One wonders whether an electronic sports revolution has been underway or not; Electronic sports certainly remain much less common and culturally relevant in the United States and Europe than traditional sports, and it’s easy to find statistics that show how popular physical sports are with viewers than video games. On the other hand, high expectations may mask something that would be quite remarkable in itself: the fact that a peak audience of 3.9 million viewers is the same League of Legends tournament in 2019, for example.

And if there has ever been a great moment for e-sport, it’s now. The NBA suspended its season in mid-March, and the league may well cancel it entirely. The MLB season, which was supposed to start on March 26, is nowhere in sight. In Europe, football competitions have stopped; in India the cricket season has been postponed.

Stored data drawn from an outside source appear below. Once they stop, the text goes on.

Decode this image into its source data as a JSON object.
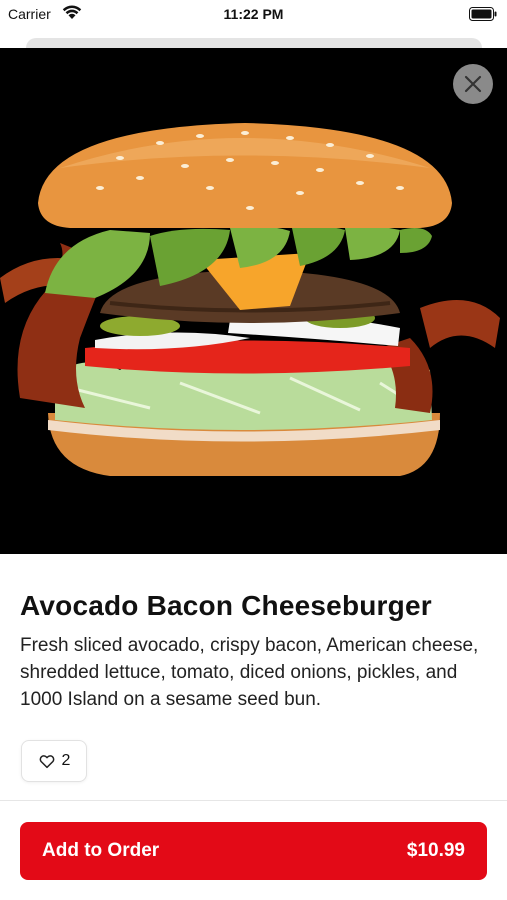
{
  "status_bar": {
    "carrier": "Carrier",
    "time": "11:22 PM"
  },
  "item": {
    "title": "Avocado Bacon Cheeseburger",
    "description": "Fresh sliced avocado, crispy bacon, American cheese, shredded lettuce, tomato, diced onions, pickles, and 1000 Island on a sesame seed bun.",
    "likes": "2",
    "image_icon": "burger-photo"
  },
  "actions": {
    "add_label": "Add to Order",
    "price": "$10.99"
  },
  "colors": {
    "accent": "#e30a17",
    "hero_bg": "#000000",
    "close_bg": "#8a8a8a"
  },
  "icons": {
    "close": "close-icon",
    "like": "heart-icon",
    "wifi": "wifi-icon",
    "battery": "battery-icon"
  }
}
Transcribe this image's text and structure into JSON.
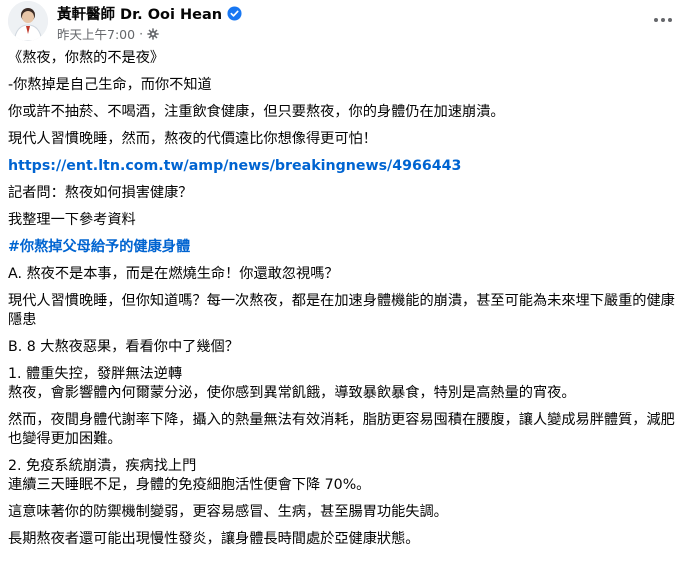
{
  "post": {
    "author": "黃軒醫師 Dr. Ooi Hean",
    "timestamp": "昨天上午7:00",
    "lines": [
      "《熬夜，你熬的不是夜》",
      "-你熬掉是自己生命，而你不知道",
      "你或許不抽菸、不喝酒，注重飲食健康，但只要熬夜，你的身體仍在加速崩潰。",
      "現代人習慣晚睡，然而，熬夜的代價遠比你想像得更可怕！",
      "https://ent.ltn.com.tw/amp/news/breakingnews/4966443",
      "記者問：熬夜如何損害健康？",
      "我整理一下參考資料",
      "#你熬掉父母給予的健康身體",
      "A. 熬夜不是本事，而是在燃燒生命！你還敢忽視嗎？",
      "現代人習慣晚睡，但你知道嗎？每一次熬夜，都是在加速身體機能的崩潰，甚至可能為未來埋下嚴重的健康隱患",
      "B.  8 大熬夜惡果，看看你中了幾個？",
      "1. 體重失控，發胖無法逆轉\n熬夜，會影響體內何爾蒙分泌，使你感到異常飢餓，導致暴飲暴食，特別是高熱量的宵夜。",
      "然而，夜間身體代謝率下降，攝入的熱量無法有效消耗，脂肪更容易囤積在腰腹，讓人變成易胖體質，減肥也變得更加困難。",
      "2. 免疫系統崩潰，疾病找上門\n連續三天睡眠不足，身體的免疫細胞活性便會下降 70%。",
      "這意味著你的防禦機制變弱，更容易感冒、生病，甚至腸胃功能失調。",
      "長期熬夜者還可能出現慢性發炎，讓身體長時間處於亞健康狀態。"
    ]
  },
  "icons": {
    "verified": "verified-badge-icon",
    "privacy": "gear-icon",
    "more": "more-options-icon"
  },
  "colors": {
    "link": "#0064d1",
    "meta": "#65676b",
    "verified": "#1877f2"
  }
}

Sports enthusiasts are desperate. Fans of the competition watched classic games (networks like ViacomCBSowned by CBS and Disney-owned ESPN (two examples only) broadcast games from years past instead of canceled sports content) as well as a series of YouTube videos “Marble Race”, which have seen a sharp increase in the number of Private public sports viewers who devour the videos with varying degrees of irony and despair.

There are certainly many fans of traditional sports who will never become fans of e-sports. But those who are open to e-sports can be drawn to them now, and fans who liked both can now only watch one. Regarding the live competition between qualified pros, video games are currently the only game in town.

A man plays video games

Image source: Getty Images.

Twitch and its competitors

Speaking of being “the only game in town”, Twitch is very close to that of video game streaming. According to the hours seen in 2019, the main competitor YouTube Games barely has 22% of the market share against 73% for Twitch, while Microsoftit is (NASDAQ: MSFT) Mixer and Facebook Gaming on Facebook each have a meager 3% market share. And Twitch is only expanding its lead as streaming increases: the 23% increase in viewing hours in March is unmatched by competitors. In March, viewing hours increased by 15.9% for Mixer, 10.7% for YouTube Games and only 3.8% for Facebook Gaming.

This is all good news for Twitch. The video game streaming platform is above electronic sports and live video game streaming because a wave of streaming makes this position more important than ever. He had a grip on electronic sports at a time when electronic sports were the only sports available. If there has ever been a time for Twitch to increase its power and audience, this is it.